Los Angeles Times on The Ones Who Don't Say They Love You
In stories chock full of New Orleanian charm, Maurice Carlos Ruffin navigates the intricacies of a region while commenting on life more generally. This auspicious debut . . . is a spitfire of a collection.
Electric Literature
We Cast a Shadow asks some of the most important questions fiction can ask, and it does so with energetic and acrobatic prose, hilarious wordplay and great heart. . . . Love is at the core of this funny, beautiful novel . . . . At any moment, Ruffin can summon the kind of magic that makes you want to slow down, reread and experience the pleasure of him crystallizing an image again. . . . Read this book.
New York Times Book Review Editor's Choice
Stunning and audacious . . . at once a pitch-black comedy, a chilling horror story and an endlessly perceptive novel about the possible future of race in America. . . . Ruffin proves to be a master . . . a fast-paced and intricately plotted book . . . The real draw of the novel is Ruffin’s gift at creating unforgettable characters. . . . He writes with a straight face, never in love with his own cleverness—there are echoes of Ralph Ellison’s intelligent, unshowy prose. . . . There’s no doubt that We Cast a Shadow, with its sobering look at race in America, can be difficult to read, but it’s more than worth it. . . . It’s a razor-sharp debut from an urgent new voice of fiction.
— NPR

Maurice Carlos Ruffin’s most recent book is The American Daughters (One World, 2024), which Publishers Weekly, in a starred review, called "a vibrant picture of antebellum New Orleans." He is also the author of the story collection The Ones Who Don’t Say They Love You (One World, 2021), which was a New York Times Editors' Choice, a finalist for the Ernest J. Gaines Award for Literary Excellence, and longlisted for the Story Prize.
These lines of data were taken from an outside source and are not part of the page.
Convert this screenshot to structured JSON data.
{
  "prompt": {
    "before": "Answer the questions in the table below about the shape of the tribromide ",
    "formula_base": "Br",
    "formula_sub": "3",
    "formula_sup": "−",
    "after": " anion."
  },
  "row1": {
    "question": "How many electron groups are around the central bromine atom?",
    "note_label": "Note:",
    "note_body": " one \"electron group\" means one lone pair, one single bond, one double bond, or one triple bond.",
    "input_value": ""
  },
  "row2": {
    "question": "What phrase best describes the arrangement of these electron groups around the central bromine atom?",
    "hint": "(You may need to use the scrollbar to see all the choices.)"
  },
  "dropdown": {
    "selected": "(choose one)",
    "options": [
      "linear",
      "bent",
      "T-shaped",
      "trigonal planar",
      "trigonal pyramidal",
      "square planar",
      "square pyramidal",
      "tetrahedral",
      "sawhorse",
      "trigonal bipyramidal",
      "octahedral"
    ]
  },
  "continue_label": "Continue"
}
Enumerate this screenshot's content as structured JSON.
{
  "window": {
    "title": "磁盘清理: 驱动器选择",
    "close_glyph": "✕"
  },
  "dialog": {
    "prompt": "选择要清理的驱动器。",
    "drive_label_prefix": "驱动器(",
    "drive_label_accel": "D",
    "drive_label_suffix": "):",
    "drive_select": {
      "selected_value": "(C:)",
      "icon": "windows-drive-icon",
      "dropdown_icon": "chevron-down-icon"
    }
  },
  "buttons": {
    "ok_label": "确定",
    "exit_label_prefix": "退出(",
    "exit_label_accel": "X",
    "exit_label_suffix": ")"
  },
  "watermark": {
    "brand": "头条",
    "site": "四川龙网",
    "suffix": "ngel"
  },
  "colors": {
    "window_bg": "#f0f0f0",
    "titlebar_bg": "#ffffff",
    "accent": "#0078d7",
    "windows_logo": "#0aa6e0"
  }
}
His first book, We Cast a Shadow (One World, 2019), was a finalist for the PEN/Faulkner Award, the Dayton Literary Peace Prize, and the PEN America Open Book Prize. It was a New York Times Editors' Choice and was longlisted for the 2021 DUBLIN Literary Award, the Center for Fiction Prize, and the Aspen Words Literary Prize. Ruffin is the winner of several literary prizes, including the Iowa Review Award in fiction and the William Faulkner–William Wisdom Creative Writing Competition Award for Novel-in-Progress. His work has appeared in the New York Times, the LA Times, the Oxford American, Garden & Gun, Kenyon Review, and Four Hundred Souls: A Community History of African America

In an interview with Entertainment Weekly, Ruffin was asked, “What is your favorite part of The Ones Who Don't Say They Love You?” He responded, “It's kind of unique. There aren't that many short story collections by African-Americans coming out of New Orleans, which is weird considering how legendary my hometown is. So I feel like the book is at the vanguard of a movement I hope will happen. I want to see books flooding out of New Orleans. We have so many stories to tell!”

A New Orleans native, Ruffin is a professor of Creative Writing at Louisiana State University, and the 2020-2021 John and Renee Grisham Writer-in-Residence at the University of Mississippi. Ruffin is the 2022 Grand Marshal of the Mardi Gras Krewe of House Floats.